30 September 2015 (Solomon Beguin)
Diamond goes to see Alak-Begam’s secretary; she can’t see him immediately, but makes an appointment for 3pm. David spends the intervening time keeping an eye on the office from nearby, plotting out escape routes and getting some idea of security.
At the meeting, the group asks about Selim Hassan. Alak-Begam mentions that the shocktroopers have determined he was killed by a blow to the side of the head (and looks around guiltily; David spots that he’s glanced towards his sewer kit, apparently rarely used, with boots, helmet and long torch), with the dagger to the heart being a post-mortem wound. As the group continues on this thread, he becomes impatient, saying that he knows nothing more about Selim Hassan.

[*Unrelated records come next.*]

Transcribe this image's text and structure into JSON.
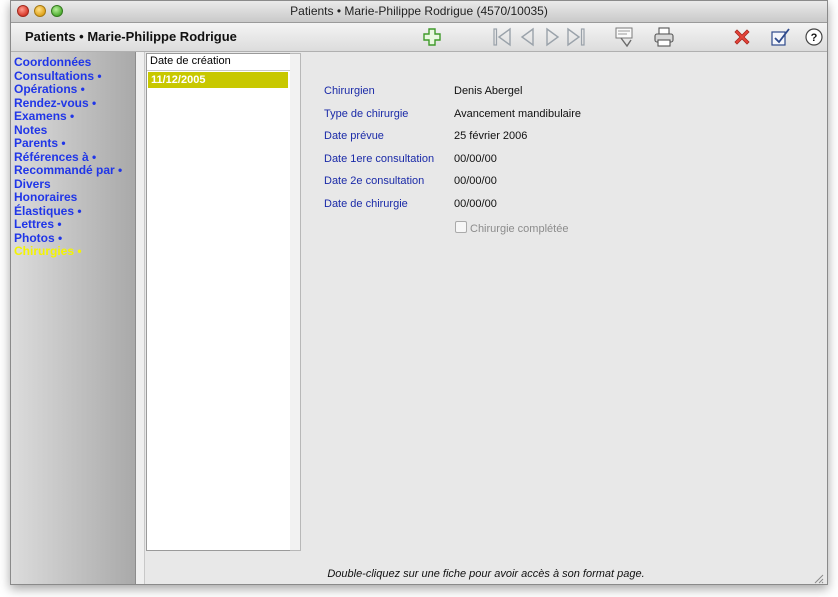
{
  "window": {
    "title": "Patients • Marie-Philippe Rodrigue (4570/10035)"
  },
  "toolbar": {
    "header_title": "Patients • Marie-Philippe Rodrigue",
    "icons": [
      "add-icon",
      "first-record-icon",
      "previous-record-icon",
      "next-record-icon",
      "last-record-icon",
      "stamp-icon",
      "print-icon",
      "delete-icon",
      "validate-icon",
      "help-icon"
    ]
  },
  "sidebar": {
    "items": [
      {
        "label": "Coordonnées"
      },
      {
        "label": "Consultations •"
      },
      {
        "label": "Opérations •"
      },
      {
        "label": "Rendez-vous •"
      },
      {
        "label": "Examens •"
      },
      {
        "label": "Notes"
      },
      {
        "label": "Parents •"
      },
      {
        "label": "Références à •"
      },
      {
        "label": "Recommandé par •"
      },
      {
        "label": "Divers"
      },
      {
        "label": "Honoraires"
      },
      {
        "label": "Élastiques •"
      },
      {
        "label": "Lettres •"
      },
      {
        "label": "Photos •"
      },
      {
        "label": "Chirurgies •"
      }
    ],
    "active_index": 14
  },
  "list": {
    "header": "Date de création",
    "rows": [
      "11/12/2005"
    ]
  },
  "detail": {
    "fields": [
      {
        "label": "Chirurgien",
        "value": "Denis Abergel"
      },
      {
        "label": "Type de chirurgie",
        "value": "Avancement mandibulaire"
      },
      {
        "label": "Date prévue",
        "value": "25 février 2006"
      },
      {
        "label": "Date 1ere consultation",
        "value": "00/00/00"
      },
      {
        "label": "Date 2e consultation",
        "value": "00/00/00"
      },
      {
        "label": "Date de chirurgie",
        "value": "00/00/00"
      }
    ],
    "checkbox_label": "Chirurgie complétée",
    "checkbox_checked": false
  },
  "footer": {
    "hint": "Double-cliquez sur une fiche pour avoir accès à son format page."
  },
  "colors": {
    "label_blue": "#1a2aa8",
    "sidebar_link": "#2036e8",
    "sidebar_active": "#f4f400",
    "selection": "#c8c800"
  }
}
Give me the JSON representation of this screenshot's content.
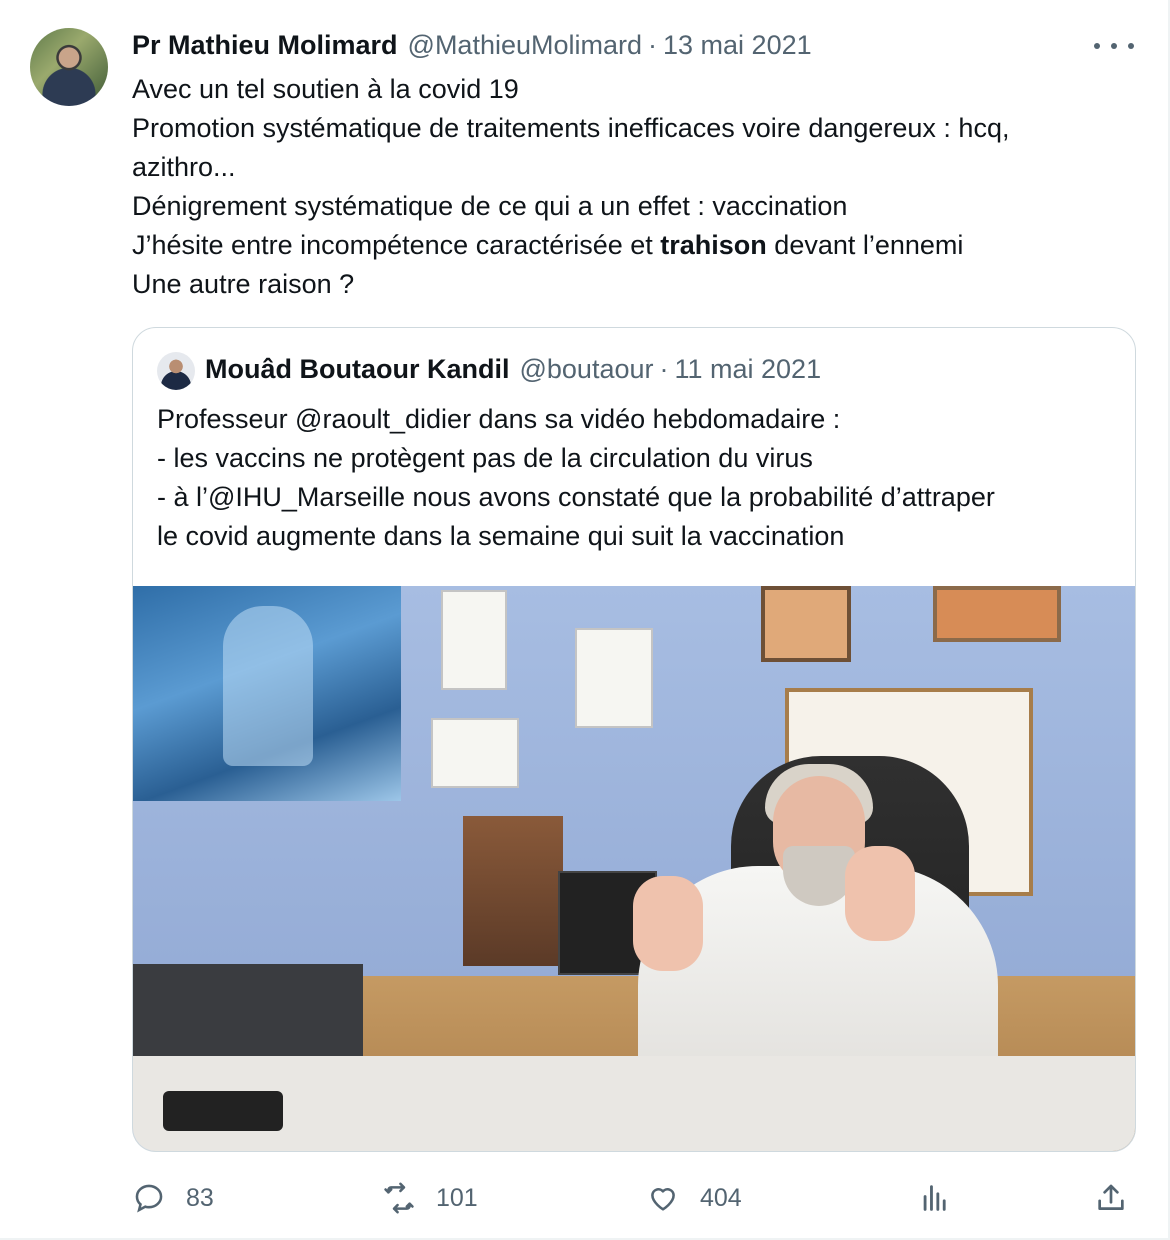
{
  "tweet": {
    "author_name": "Pr Mathieu Molimard",
    "author_handle": "@MathieuMolimard",
    "separator": "·",
    "date": "13 mai 2021",
    "lines": [
      "Avec un tel soutien à la covid 19",
      "Promotion systématique de traitements inefficaces voire dangereux  : hcq,",
      "azithro...",
      "Dénigrement systématique de ce qui a un effet : vaccination"
    ],
    "line5_before": "J’hésite entre incompétence caractérisée et ",
    "line5_bold": "trahison",
    "line5_after": " devant l’ennemi",
    "line6": "Une autre raison ?"
  },
  "quote": {
    "author_name": "Mouâd Boutaour Kandil",
    "author_handle": "@boutaour",
    "separator": "·",
    "date": "11 mai 2021",
    "lines": [
      "Professeur @raoult_didier dans sa vidéo hebdomadaire :",
      "- les vaccins ne protègent pas de la circulation du virus",
      "- à l’@IHU_Marseille nous avons constaté que la probabilité d’attraper",
      "le covid augmente dans la semaine qui suit la vaccination"
    ]
  },
  "actions": {
    "replies": "83",
    "retweets": "101",
    "likes": "404"
  },
  "icons": {
    "more": "more-dots-icon",
    "reply": "reply-icon",
    "retweet": "retweet-icon",
    "like": "heart-icon",
    "views": "analytics-icon",
    "share": "share-icon"
  },
  "colors": {
    "text": "#0f1419",
    "secondary": "#536471",
    "border": "#cfd9de"
  }
}
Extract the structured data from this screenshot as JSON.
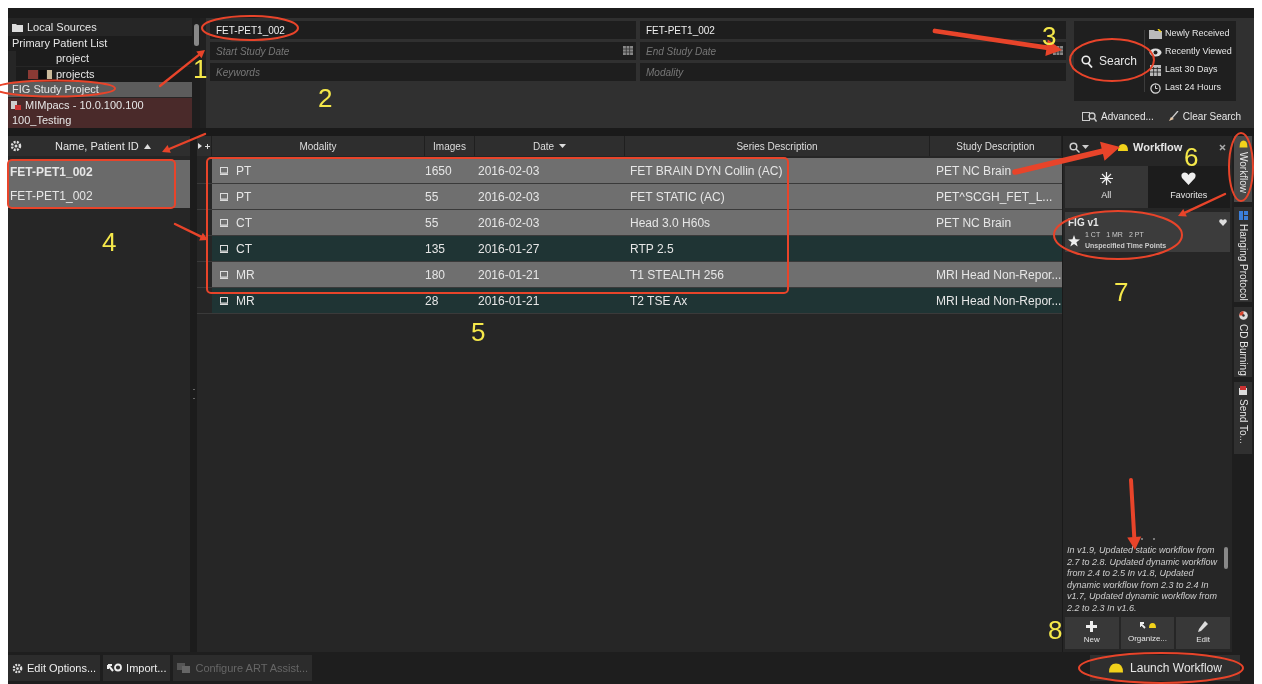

He’s interrupted by a phone call; he answers it, then listens in silence for half a minute and puts the phone down. He gets up, ignoring the group, and walks out of the office; they follow, and when he seems to be making a run for the fifth-floor window Thorfin tackles him to the ground. Once he’s brought out of his trance he’s more willing to talk. The Fire Opal is associated with the pharaoh Akhenaten, who abandoned Egyptian polytheism for worship of a single sun-god Aten; it has the power to control minds. Alak-Begam “found” it in a storeroom (he’s clearly lying), tested its power, and was planning to dominate Overgovernor Natatiri at the ball – but she didn’t show up.
He reckons he knows who arranged for it to be taken: Solomon Beguin, who runs Emco Industries, a local electronics manufacturer. He went to see Beguin after he’d obtained the Opal, but before he’d tested it, and Beguin may have read something in his manner. Also, while he doesn’t remember the phone call at all, his secretary confirms that it came from Emco. Alak-Begam describes Beguin: a huge man, the despair of tailors everywhere.
Emco’s plant is in the city of Omdurman, just across the Nile. The group heads over there; it seems practically shut down, with only a couple of guards at the gate and a few more moving occasionally between buildings. They wait until darkness, then Diamond flies the others over the fence behind one of the buildings, out of sight of the guards. Only one building has any lights on, and they investigate that first; it’s offices, with one man working late. They look through the place, and find a room with a large chair; there’s also a lift door, though there wasn’t one on the floor below.
It’s secured with an electronic lock of sorts, using valves and Nile Empire weird science, but David’s able to get through it. The lift rattles and scrapes as it descends below ground level. The door opens onto a cavernous warehouse space, unlit except by a ring of candles surrounding a vast man, presumably Beguin, who’s holding a red glowing gem in his left hand. He looks as the heroes, sneers, and gestures.
As they advance on him, they run into what feels like an invisible wall. They’re shot at with a pistol, not by Beguin, and can’t immediately tell where the gunfire is coming from. Thorfin puts up a reality bubble and pushes his way through the wall; Diamond and David look around and spot a dark figure concealed in the beams of the ceiling. Diamond unloads with her pistols, and he falls to the ground.
Everyone feels pressure on their minds, though Diamond gets the most of it; they’re all able to resist. Beguin rants about ruling “not only your minds, but those of all of Khartoum! This place and all its people will be mind to command, and then the mighty Dr Mobius will have to bow before me!”
Bullets fired at the invisible wall are deflected, but Diamond fires a spread to see just how they twist, then makes a concerted attack on Beguin. Even with possibilities to spend he’s unable to prevent the damage, and slumps to the ground.
Beguin is unconscious; the other is dead. Diamond takes his dark-vision goggles, as they’re within her native axioms unlike the Nippon Tech night-vision devices she’s been using so far.